Ya’alon dikenal hawkish dan tidak politis. Beberapa minggu yang lalu, ia secara terbuka mengecam Menteri Luar Negeri John Kerry karena terlibat dalam diplomasi “mesianis dan obsesif” dalam menangani perundingan damai Israel-Palestina, dan menyiratkan bahwa Kerry berusaha mendapatkan Hadiah Nobel Perdamaian dengan mengorbankan dirinya sendiri. Keamanan Israel. Ya’alon kemudian “mengklarifikasi” komentar-komentar ini, dan dia juga menjelaskan kemarahan yang terjadi minggu ini, setelah Kerry menelepon Netanyahu dan meminta maaf.
Netanyahu dengan patuh berjanji untuk berbicara dengan Ya’alon dan meminta dia untuk menenangkan diri. Namun perdana menteri sebenarnya tidak setuju dengan analisis menteri pertahanannya. Netanyahu telah menyatakan skeptisismenya mengenai keandalan pemerintahan Obama, khususnya jaminan “percayalah pada kami” bahwa diplomasi multilateral akan mencegah Teheran memperoleh senjata nuklir.
Kegagalan di Ukraina hanya memperkuat skeptisisme ini. Setelah Obama mengancam Rusia dengan sanksi, Wakil Menteri Luar Negeri Rusia Sergei Ryabkov menegaskan bahwa Moskow dapat membalas dengan menarik diri dari perundingan Iran dan mendukung klaim Iran yang sangat meragukan bahwa Iran hanya menginginkan senjata nuklir untuk tujuan damai.

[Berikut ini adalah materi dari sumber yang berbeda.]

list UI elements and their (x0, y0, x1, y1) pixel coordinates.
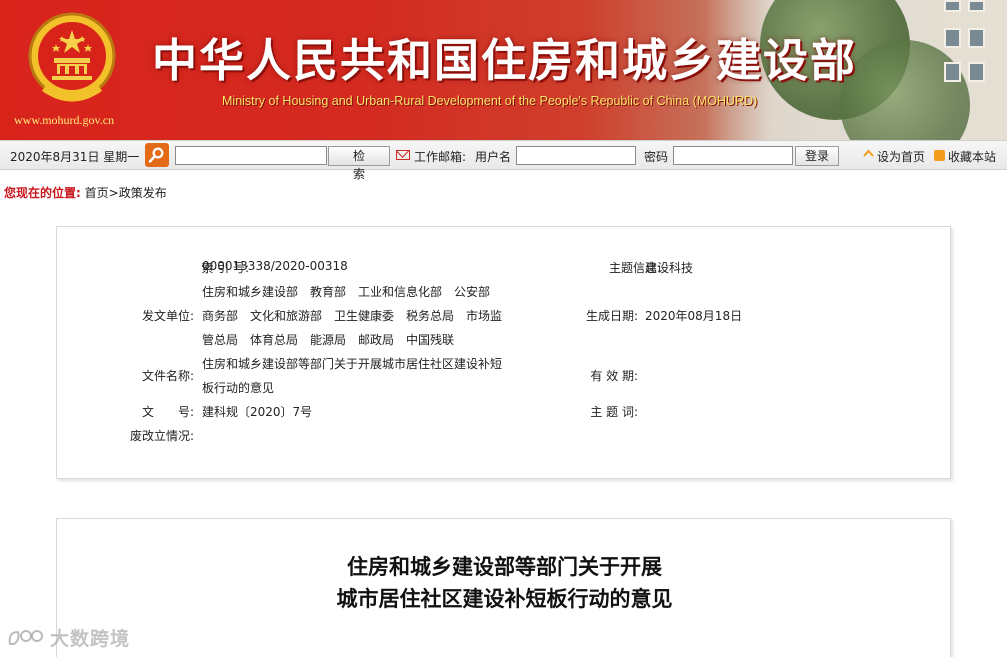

Bahkan dengan adanya dukungan Rusia, hanya sedikit orang di Israel yang percaya bahwa perundingan yang disponsori Amerika akan berhasil. Tanpa hal-hal tersebut, perundingan hanya akan menjadi sebuah lelucon belaka, yang membuat pemerintah Israel sendiri yang harus menghadapi ancaman nyata.
Para pemimpin oposisi Israel dan beberapa pemikir lokal menyalahkan Ya’alon atas komentar kasarnya. Mereka tidak serta merta menuduhnya salah, mereka hanya bersikap tidak bijaksana. Beberapa pihak khawatir komentarnya yang menghasut dapat memperburuk hubungan Israel dengan AS. “Entah Menteri Pertahanan mengetahui sesuatu yang tidak kita ketahui, atau dia hanya bodoh,” kolom yang ditulis pakar Sima Kadmon dimulai di halaman depan Yediot Aharonot, surat kabar Israel yang paling penting.
Namun Moshe Ya’alon bukanlah orang bodoh. Ada alasan untuk pidato di Tel Aviv. Pesan tersebut berisi pesan penyemangat bagi Washington, namun tidak ditujukan kepada Gedung Putih atau Departemen Luar Negeri. Itu dimaksudkan untuk Capitol Hill.
Dalam kekosongan yang disebabkan oleh kegagalan kebijakan luar negeri Obama, Kongres yang banyak dicemooh kini menjadi sekutu paling serius yang dimiliki Israel. Kepemimpinan Israel yakin Obama ingin memperbaiki hubungan dengan Iran dengan mengurangi sanksi ekonomi dan menutup mata terhadap niat sebenarnya. Jika dia dapat mempertahankan pertunjukannya hingga tahun 2016, penggantinya dapat menghadapi dampak (yang mungkin secara harfiah) dari kesepakatan palsu. Iran akan dengan senang hati membiarkan Obama mengambil tindakan jika hal itu memungkinkan mereka untuk melanjutkan ambisi nuklir mereka secara diam-diam.
Namun, Israel tidak boleh membodohi dirinya sendiri. Namun hanya ada sedikit antusiasme di Yerusalem untuk melakukan serangan militer sepihak. Ini akan sulit dan bodoh tanpa lampu hijau yang diberikan George W. Bush kepada Israel ketika mereka menyerang reaktor nuklir Suriah pada tahun 2007. Dan tidak ada yang berpikir Obama akan menyalakan lampu hijau tersebut.
Satu-satunya harapan yang tersisa adalah mengendalikan Iran dengan rezim sanksi yang benar-benar berdampak buruk. Pekerjaan itu diserahkan kepada Kongres secara default. Awal bulan ini, mayoritas bipartisan di kedua majelis mengirimkan surat kepada presiden yang memperingatkannya untuk tidak melakukan hal tersebut terlibat dalam diplomasi palsu mengenai masalah ini.
Mereka tidak mempercayai pemerintah. Moshe Ya’alon (dan rekan diamnya, perdana menteri) memberi tahu mereka minggu ini bahwa mereka melakukan hal yang benar.